By Lukas I. Alpert
Activist investor Carl Icahn fired the first salvo in a
shareholder fight with Gannett Co. on Thursday, pushing for two
seats on the media company's board and changes to its corporate
governance rules ahead of the planned spinoff of its publishing
division from its broadcast business.
The move follows a familiar pattern for Mr. Icahn, closely
mirroring a fight he had with eBay over the coming spinoff of its
PayPal electronic payments company. The two sides reached an
agreement Wednesday, with eBay giving Mr. Icahn a board
representative and agreeing to corporate governance rules that he
sought.
Mr. Icahn has a roughly 6.6% stake in Gannett, which publishes
82 daily U.S. newspapers including USA Today and owns 46 television
stations. In a letter to Chief Executive Gracia Martore, he said he
was dissatisfied with the company's governance profile and accused
it of poor communication.
Mr. Icahn said he was pleased that the company had decided to
split itself into two separate publicly traded entities, but
suggested the new companies would find themselves takeover targets
and worried that their boards would make protective moves that
wouldn't be in the best interest of shareholders.
"If this occurs, the shareholders--the true owners of the
company--should have the full and only right to decide whether or
not to accept the offer," he wrote.
Mr. Icahn said he intended to nominate two candidates to
Gannett's board, former Bertelsmann Entertainment Chief Executive
Michael Dornemann and Icahn employee Courtney Mather. He said he
would also press for corporate governance changes, including
blocking any so-called poison pill provision designed to prevent a
takeover, without majority approval by all the shareholders.
In a statement Thursday, Gannett accused Mr. Icahn of launching
an "overreaching campaign to advance his own agenda."
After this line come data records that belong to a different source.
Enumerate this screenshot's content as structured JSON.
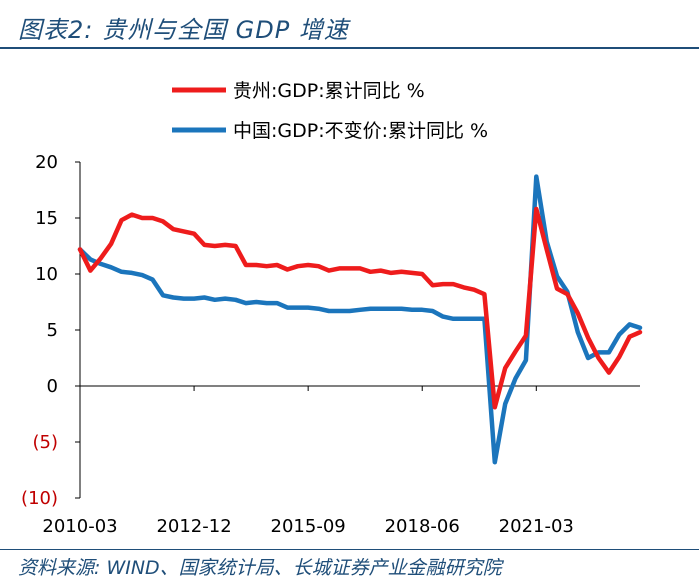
{
  "header": {
    "title": "图表2:  贵州与全国 GDP 增速"
  },
  "footer": {
    "source": "资料来源: WIND、国家统计局、长城证券产业金融研究院"
  },
  "chart_data": {
    "type": "line",
    "title": "贵州与全国 GDP 增速",
    "xlabel": "",
    "ylabel": "",
    "ylim": [
      -10,
      20
    ],
    "yticks": [
      20,
      15,
      10,
      5,
      0,
      -5,
      -10
    ],
    "ytick_labels": [
      "20",
      "15",
      "10",
      "5",
      "0",
      "(5)",
      "(10)"
    ],
    "xtick_labels": [
      "2010-03",
      "2012-12",
      "2015-09",
      "2018-06",
      "2021-03"
    ],
    "xtick_index": [
      0,
      11,
      22,
      33,
      44
    ],
    "x_count": 55,
    "legend_position": "top",
    "series": [
      {
        "name": "贵州:GDP:累计同比 %",
        "color": "#ee1c1c",
        "values": [
          12.2,
          10.3,
          11.4,
          12.7,
          14.8,
          15.3,
          15.0,
          15.0,
          14.7,
          14.0,
          13.8,
          13.6,
          12.6,
          12.5,
          12.6,
          12.5,
          10.8,
          10.8,
          10.7,
          10.8,
          10.4,
          10.7,
          10.8,
          10.7,
          10.3,
          10.5,
          10.5,
          10.5,
          10.2,
          10.3,
          10.1,
          10.2,
          10.1,
          10.0,
          9.0,
          9.1,
          9.1,
          8.8,
          8.6,
          8.2,
          -1.9,
          1.6,
          3.1,
          4.5,
          15.8,
          12.2,
          8.7,
          8.2,
          6.5,
          4.3,
          2.5,
          1.2,
          2.6,
          4.4,
          4.8
        ]
      },
      {
        "name": "中国:GDP:不变价:累计同比 %",
        "color": "#1b75bc",
        "values": [
          12.2,
          11.3,
          10.9,
          10.6,
          10.2,
          10.1,
          9.9,
          9.5,
          8.1,
          7.9,
          7.8,
          7.8,
          7.9,
          7.7,
          7.8,
          7.7,
          7.4,
          7.5,
          7.4,
          7.4,
          7.0,
          7.0,
          7.0,
          6.9,
          6.7,
          6.7,
          6.7,
          6.8,
          6.9,
          6.9,
          6.9,
          6.9,
          6.8,
          6.8,
          6.7,
          6.2,
          6.0,
          6.0,
          6.0,
          6.0,
          -6.8,
          -1.6,
          0.7,
          2.3,
          18.7,
          12.9,
          9.8,
          8.4,
          4.8,
          2.5,
          3.0,
          3.0,
          4.6,
          5.5,
          5.2
        ]
      }
    ]
  }
}
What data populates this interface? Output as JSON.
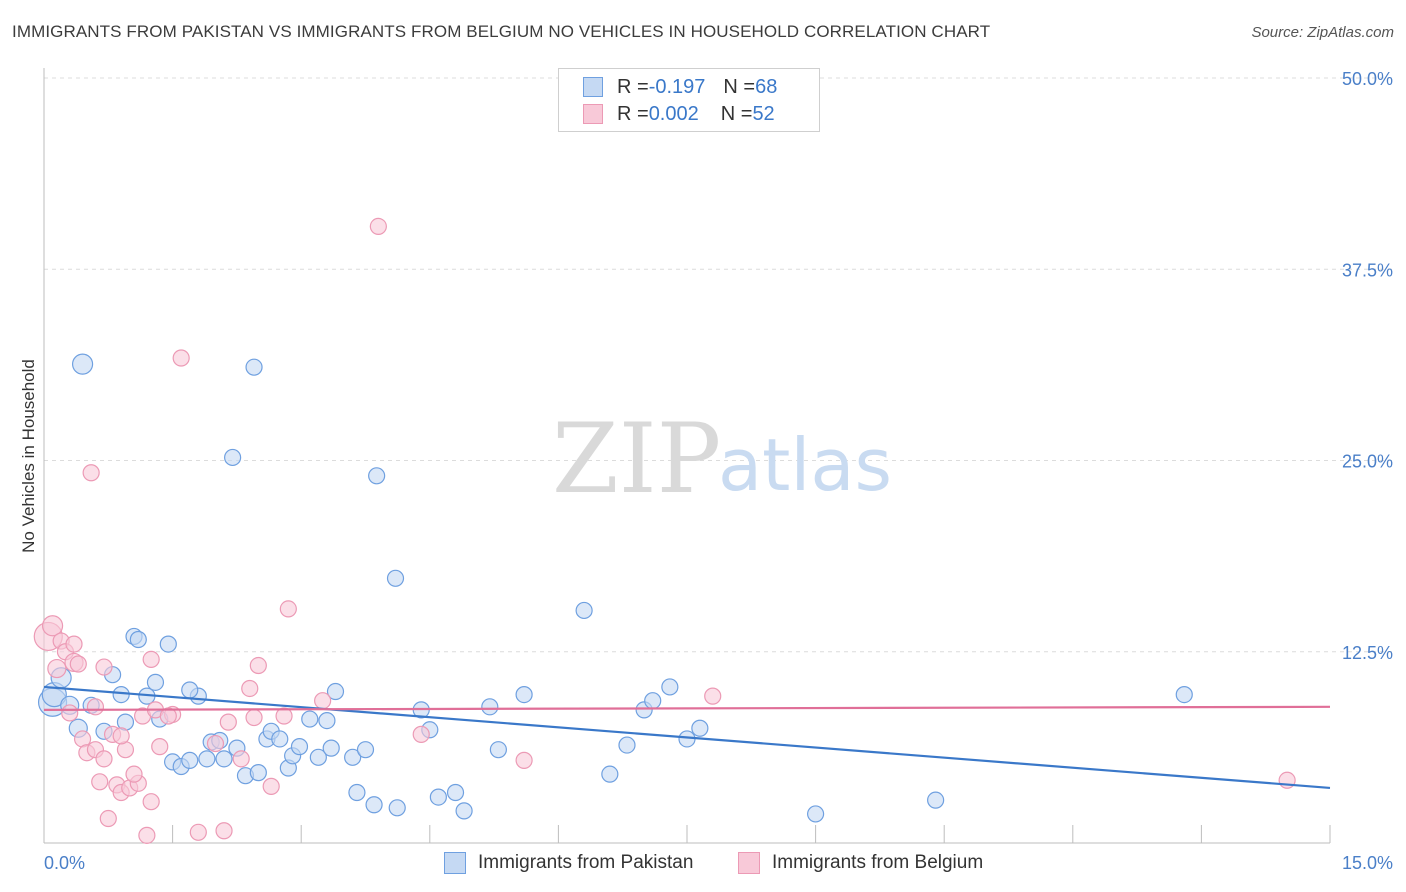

"We are surprised by Mr. Icahn's aggressive actions, including
his threat to run a proxy contest to force wholesale changes in
Gannett's corporate governance and dictate the corporate governance
of a company whose governance profile has yet to be determined,"
said Gannett Nonexecutive Chairman Marge Magner.
Ms. Martore said the company's board has been a driving force
behind its strategic transformation and plan to separate two
publicly traded companies--"a plan Mr. Icahn publicly supported
following our announcement last summer and continues to support
now."
Mr. Icahn made a similar argument to eBay over PayPal. In the
end eBay's board agreed that shareholders would have to approve a
poison pill defense, and made other changes to prevent roadblocks
to an acquisition.
Mr. Icahn first disclosed his ownership stake in Gannett in
August, just 10 days after the company had announced its plans to
split. In a regulatory filing at the time, Mr. Icahn said he felt
the company was undervalued and he had begun accumulating shares to
force a split, but the company beat him to the punch.
Since the spinoff announcement in August, Gannett shares have
declined 8.6%. They were up 1% in early trading Thursday following
the release of Mr. Icahn's letter. Mr. Icahn said the stock decline
was due to the "company's failure to adequately explain to
investors the capital structure, debt capacity and business
strategy for each of the post-spin companies."
Gannett hasn't announced a date for when it will complete the
split. Gannett will join a host of media companies that have or
will split off print-publishing operations from faster-growing
television and digital operations. Gannett greatly expanded its
broadcast operations with its $1.5 billion acquisition of
broadcaster Belo Corp. late last year, and has continued to bulk up
its digital properties.
David Benoit and Tess Stynes contributed to this article.